On 7/29/21 11:51 AM, Daniel P. Berrangé wrote:
> On Thu, Jul 29, 2021 at 09:37:53AM +0000, Zbigniew Jędrzejewski-Szmek wrote:
>> On Wed, Jul 28, 2021 at 07:04:03PM +0200, Miroslav Suchý wrote:
>> So... personally I think we should restart many more things than
>> we currently do. Even in systemd itself we fall short of this
>> goal: systemd-logind is not restarted because of bugs (gnome
>> session gets killed when logind is restarted, and it's really a
>> problem with how logind manages resources during restart [1]).
>> To be able to safely restart, the application has to provide the
>> appropriate functionality: it needs to either always keep all
>> state serialized, or serialize it on demand. Systemd provides a
>> "file descriptor store" [2] that can be used to keep files open
>> while the process is not running. There are obviously exceptions…
>> for example graphical applications. But for many system services and
>> background user services, my expecation is that they are invisibly
>> restarted in the background without any user interaction. Each program
>> that allows this moves us one step closer towards the goal of being
>> upgrades being a non-event.
> I'd question the criteria we use for deciding when to restart services.
> Typically we only restart a daemon if the daemon binary is upgraded.
> This ignores any libraries that the daemon links to, which are just
> as important to its functionality, reliability and security as the
> executable binary.  Only restarting daemons when the executable binary
> changes gives us a false sense of having solved the upgrades problems.
> To arbitrarily pick on 'colord', there are 35 libraries it links to
> that could be considered triggers for restart on upgrade. This is
> an especially important problem for any daemons that link to TLS or
> general crypto libraries, as it means we're not actually applying
> security updates in those libraries to any running daemons that use
> them, unless you always restart the entire host OS.

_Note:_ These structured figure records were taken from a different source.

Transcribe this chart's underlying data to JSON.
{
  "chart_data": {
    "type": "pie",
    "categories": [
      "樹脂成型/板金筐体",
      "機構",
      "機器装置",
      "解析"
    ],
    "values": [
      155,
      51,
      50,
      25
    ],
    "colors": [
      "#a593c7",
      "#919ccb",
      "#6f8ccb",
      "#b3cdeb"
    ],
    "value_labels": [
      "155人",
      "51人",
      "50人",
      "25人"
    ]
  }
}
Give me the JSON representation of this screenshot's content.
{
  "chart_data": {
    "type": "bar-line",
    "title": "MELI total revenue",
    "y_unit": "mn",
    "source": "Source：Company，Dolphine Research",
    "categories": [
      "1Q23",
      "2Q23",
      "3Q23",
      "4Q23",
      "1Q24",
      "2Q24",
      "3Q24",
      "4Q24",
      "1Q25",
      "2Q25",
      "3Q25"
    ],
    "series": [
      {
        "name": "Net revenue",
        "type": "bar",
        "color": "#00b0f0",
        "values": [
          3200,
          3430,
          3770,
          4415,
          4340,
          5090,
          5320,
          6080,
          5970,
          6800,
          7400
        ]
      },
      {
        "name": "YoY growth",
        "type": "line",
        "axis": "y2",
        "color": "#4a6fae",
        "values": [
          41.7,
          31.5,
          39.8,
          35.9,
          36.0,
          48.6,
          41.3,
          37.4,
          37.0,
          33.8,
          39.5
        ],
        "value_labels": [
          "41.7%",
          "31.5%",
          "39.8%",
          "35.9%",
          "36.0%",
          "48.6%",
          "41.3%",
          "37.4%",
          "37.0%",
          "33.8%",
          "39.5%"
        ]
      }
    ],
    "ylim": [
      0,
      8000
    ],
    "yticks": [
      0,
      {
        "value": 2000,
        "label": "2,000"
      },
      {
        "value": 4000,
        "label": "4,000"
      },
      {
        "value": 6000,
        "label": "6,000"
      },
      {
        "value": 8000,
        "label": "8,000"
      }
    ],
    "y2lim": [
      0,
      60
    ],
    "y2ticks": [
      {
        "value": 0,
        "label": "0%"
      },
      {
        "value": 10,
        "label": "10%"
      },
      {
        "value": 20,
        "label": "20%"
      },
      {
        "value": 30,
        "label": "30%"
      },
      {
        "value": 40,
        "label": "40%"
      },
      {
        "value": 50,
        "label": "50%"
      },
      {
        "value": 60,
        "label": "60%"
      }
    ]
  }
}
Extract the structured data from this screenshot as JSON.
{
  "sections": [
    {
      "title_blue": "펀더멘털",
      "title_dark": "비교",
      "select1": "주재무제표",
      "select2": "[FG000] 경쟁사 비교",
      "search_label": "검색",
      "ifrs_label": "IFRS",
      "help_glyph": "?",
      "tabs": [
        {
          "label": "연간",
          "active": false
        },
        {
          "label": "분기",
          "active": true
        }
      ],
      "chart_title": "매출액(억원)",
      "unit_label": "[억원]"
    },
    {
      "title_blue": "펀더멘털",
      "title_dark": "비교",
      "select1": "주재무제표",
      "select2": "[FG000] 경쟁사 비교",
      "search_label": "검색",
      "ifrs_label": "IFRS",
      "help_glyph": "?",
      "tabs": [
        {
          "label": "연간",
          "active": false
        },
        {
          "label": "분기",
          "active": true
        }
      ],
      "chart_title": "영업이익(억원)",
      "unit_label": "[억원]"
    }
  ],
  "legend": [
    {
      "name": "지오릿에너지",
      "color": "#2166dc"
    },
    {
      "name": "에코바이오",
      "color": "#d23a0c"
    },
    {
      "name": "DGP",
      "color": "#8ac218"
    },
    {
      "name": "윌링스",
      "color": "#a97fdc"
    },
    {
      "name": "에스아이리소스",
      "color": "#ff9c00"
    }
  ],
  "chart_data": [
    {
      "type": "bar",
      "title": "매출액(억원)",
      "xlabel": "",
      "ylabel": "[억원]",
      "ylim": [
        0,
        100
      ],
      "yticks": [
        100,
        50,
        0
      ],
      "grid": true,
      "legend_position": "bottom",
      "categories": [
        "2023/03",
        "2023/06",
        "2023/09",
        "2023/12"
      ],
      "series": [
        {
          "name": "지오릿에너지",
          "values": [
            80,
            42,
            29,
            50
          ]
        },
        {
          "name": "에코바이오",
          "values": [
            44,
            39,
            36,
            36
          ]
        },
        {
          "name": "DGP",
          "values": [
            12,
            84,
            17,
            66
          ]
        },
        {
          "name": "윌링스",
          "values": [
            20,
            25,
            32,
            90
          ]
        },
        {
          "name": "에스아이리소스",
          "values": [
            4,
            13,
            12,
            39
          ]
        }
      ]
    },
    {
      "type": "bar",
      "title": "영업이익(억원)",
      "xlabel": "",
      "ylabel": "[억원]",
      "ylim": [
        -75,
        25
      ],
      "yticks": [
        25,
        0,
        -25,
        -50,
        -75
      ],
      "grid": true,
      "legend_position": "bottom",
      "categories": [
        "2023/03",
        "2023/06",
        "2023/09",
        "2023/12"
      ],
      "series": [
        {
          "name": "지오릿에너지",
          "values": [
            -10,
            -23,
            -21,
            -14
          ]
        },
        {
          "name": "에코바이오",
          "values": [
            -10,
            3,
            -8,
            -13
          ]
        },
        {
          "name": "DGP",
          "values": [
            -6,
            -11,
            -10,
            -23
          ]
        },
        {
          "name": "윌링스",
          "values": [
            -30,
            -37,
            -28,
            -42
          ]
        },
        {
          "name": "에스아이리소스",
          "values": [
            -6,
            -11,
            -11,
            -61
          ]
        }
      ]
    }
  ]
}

This is out of the scope of this Change but I am wondering whether this
should be something RPM supports somehow. Yes, there are triggers, that
would allow for scriptlets to run if another package gets updated. But
this is super cumbersome for this use case and requires the packager to
keep track of all the dependencies (recursively!).

My first thought was a new trigger scriptlet type that would run if any
dependencies get updated. But I guess this would trigger much too often.
Dependencies from scriptlets or meta dependencies can ofc be filtered
out but this will probably still leave too many dependencies.

May be we could have some REs to filter the dependencies to look at.
Just matching *.so* may do the trick but looks pretty fragile.